After numerous long bus rides, we relished the prospect of taking a leisurely train.
Having settled into the carriage´s comfortable seats, we sat back to enjoy the views as the train wound its way north.
However, it soon turned into an eight-hour ordeal, thanks to a group of Aussie girls.
All in their mid-twenties, they acted more like a bunch of 13-year-olds as they talked - or should that be yelled - the most vacuous tripe at each other.
If that wasn´t bad enough, they insisted on singing along to the train´s entertainment system which was blaring out "classics" such as Lady in Red, Don´t Wanna Miss a Thing and I´m Never Gonna Dance Again.

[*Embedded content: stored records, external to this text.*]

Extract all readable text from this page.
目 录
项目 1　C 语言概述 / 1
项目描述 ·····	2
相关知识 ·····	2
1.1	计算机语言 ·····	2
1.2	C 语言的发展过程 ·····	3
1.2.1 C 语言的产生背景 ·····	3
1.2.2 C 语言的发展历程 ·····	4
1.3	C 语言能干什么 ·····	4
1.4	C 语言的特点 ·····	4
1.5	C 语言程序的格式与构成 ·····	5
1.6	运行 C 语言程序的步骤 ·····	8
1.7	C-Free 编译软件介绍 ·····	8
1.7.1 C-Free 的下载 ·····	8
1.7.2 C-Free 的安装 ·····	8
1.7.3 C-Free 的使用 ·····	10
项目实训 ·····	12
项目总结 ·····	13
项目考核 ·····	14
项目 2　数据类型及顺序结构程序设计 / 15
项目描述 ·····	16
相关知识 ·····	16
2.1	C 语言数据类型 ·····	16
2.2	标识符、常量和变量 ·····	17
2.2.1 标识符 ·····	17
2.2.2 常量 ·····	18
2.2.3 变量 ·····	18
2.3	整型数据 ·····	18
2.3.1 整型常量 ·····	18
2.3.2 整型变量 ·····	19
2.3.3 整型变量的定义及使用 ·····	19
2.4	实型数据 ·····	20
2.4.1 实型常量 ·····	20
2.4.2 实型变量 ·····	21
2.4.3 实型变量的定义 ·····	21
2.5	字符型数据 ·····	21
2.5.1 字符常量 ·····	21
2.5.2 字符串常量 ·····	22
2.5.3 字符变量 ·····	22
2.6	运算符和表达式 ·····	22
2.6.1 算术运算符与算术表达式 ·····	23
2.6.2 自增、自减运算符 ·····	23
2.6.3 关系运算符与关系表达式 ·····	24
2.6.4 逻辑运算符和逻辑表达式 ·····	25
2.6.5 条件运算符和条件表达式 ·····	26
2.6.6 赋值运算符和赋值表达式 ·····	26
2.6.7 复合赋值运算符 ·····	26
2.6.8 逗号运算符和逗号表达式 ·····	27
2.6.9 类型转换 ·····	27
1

Eyes throughout the carriage were raised to the heavens as their incessant chatter increased in volume the first time they had a sniff of beer.
To make matters worse the rail company used 30 seconds of What a Wonderful World or Love Is In The Air on their adverts every five minutes.
I´ve never been a victim of torture but I imagine the experience was something akin to waterboarding.
Even my iPod could not drown it all out and our only escape was to the sanctuary of the dining car for an hour.
I was just glad they didn´t end up on our Salar tour, or I may have deliberately brained myself on that gas bottle.